After three years in Taos, the Browns moved to California in 1952, first to Venice and then El Segundo, closer to the heart of film and television production. He found limited success in Hollywood. In addition to the big-screen adaptation of The Screaming Mimi (1958), he had a number of his short stories adapted for episodes of Alfred Hitchcock Presents and other series, but only had one of his own teleplays produced. Still he continued to publish at least one novel a year and numerous short stories throughout the 1950s. After two years of creative productivity but declining health, doctors suggested Brown move to Tucson, Arizona, where it was hoped its warm, dry climate would help his allergies and breathing issues. It would be, except for a brief return to Southern California in 1961–1963, Fred and Beth’s permanent home.

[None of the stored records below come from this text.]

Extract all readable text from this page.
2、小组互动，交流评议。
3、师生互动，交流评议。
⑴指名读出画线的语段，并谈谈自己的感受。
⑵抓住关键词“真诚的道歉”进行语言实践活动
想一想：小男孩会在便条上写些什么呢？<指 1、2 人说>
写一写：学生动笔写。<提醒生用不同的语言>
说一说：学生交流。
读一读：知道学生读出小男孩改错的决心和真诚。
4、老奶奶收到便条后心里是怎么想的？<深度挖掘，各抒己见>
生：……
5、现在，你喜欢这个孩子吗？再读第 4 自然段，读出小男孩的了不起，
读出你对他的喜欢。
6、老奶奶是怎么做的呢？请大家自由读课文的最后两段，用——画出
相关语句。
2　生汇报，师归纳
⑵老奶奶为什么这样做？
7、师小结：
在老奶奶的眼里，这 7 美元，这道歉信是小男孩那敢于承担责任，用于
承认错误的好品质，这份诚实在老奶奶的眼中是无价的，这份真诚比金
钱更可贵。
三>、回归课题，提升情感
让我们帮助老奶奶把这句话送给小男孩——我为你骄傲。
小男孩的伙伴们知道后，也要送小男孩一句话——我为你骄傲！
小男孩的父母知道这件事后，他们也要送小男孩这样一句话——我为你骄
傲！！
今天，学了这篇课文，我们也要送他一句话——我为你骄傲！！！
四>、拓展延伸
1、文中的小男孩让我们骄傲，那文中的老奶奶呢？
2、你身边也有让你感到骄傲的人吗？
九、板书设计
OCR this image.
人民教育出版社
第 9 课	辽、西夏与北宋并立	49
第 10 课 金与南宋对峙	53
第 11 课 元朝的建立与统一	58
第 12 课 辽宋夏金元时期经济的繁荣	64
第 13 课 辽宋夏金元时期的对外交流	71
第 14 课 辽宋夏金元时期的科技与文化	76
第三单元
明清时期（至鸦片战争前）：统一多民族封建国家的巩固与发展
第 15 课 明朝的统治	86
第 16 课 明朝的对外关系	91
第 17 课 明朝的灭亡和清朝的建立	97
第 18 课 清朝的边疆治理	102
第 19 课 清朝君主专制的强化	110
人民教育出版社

Brown’s prolific output since striking out on his own following the publication of Fabulous Clipjoint included twenty-one more crime novels (six of which were additional Ed & Am Hunter mysteries), five sci-fi novels, and one semi-autobiographical novel, The Office (1958). He also continued to write short fiction, publishing another 140 short stories and vignettes in both the mystery and sci-fi genres from 1946 to 1965. Among his non–Ed & Am mysteries are minor classics of crime fiction like The Screaming Mimi (1949), about the pursuit of a serial killer in Chicago; and Night of the Jabberwock (1950), a comic mystery about a small-town newspaper editor desperate for a big story, taking inspiration from Lewis Carroll’s Alice books. And his science-fiction novels have likewise endured: What Mad Universe (1949), an early conceptualization of a multiverse with the editor of a sci-fi pulp magazine as protagonist; The Lights in the Sky Are Stars (1953), a prescient look at a future (1997–2001) where space exploration has fallen out of fashion and the hero must contend with the political realities facing scientific inquiry; and Martians, Go Home! (1955), a Mars Attacks–style farce with aliens more hilariously annoying than deadly. Of course, as influential as his novels have been, Brown’s short fiction, particularly his sci-fi stories and vignettes stand out for their originality, playfulness, and dramatic punch.
By 1965, Brown’s health had deteriorated to the point that he could no longer write. His final novel, Mrs. Murphy’s Underpants, was published in 1963, and his final short story, “Eine Kleine Nachtmusik,” co-written with Carl Onspaugh, came out in the June 1965 issue of The Magazine of Fantasy and Science Fiction. By 1971, battling emphysema and continuing to drink too much, Brown was also going blind. When he went to the hospital for what he correctly assumed was the last time, he left a note in his desk for his family to find, which they did after he died on March 11, 1972. The note read, “No flowers, no funeral, no fuss.”
Beth would continue to promote his work, shepherding new editions of his work into print—including the short-story collections Paradox Lost (1973) and The Best of Fredric Brown (1976)—until she passed away in 1986.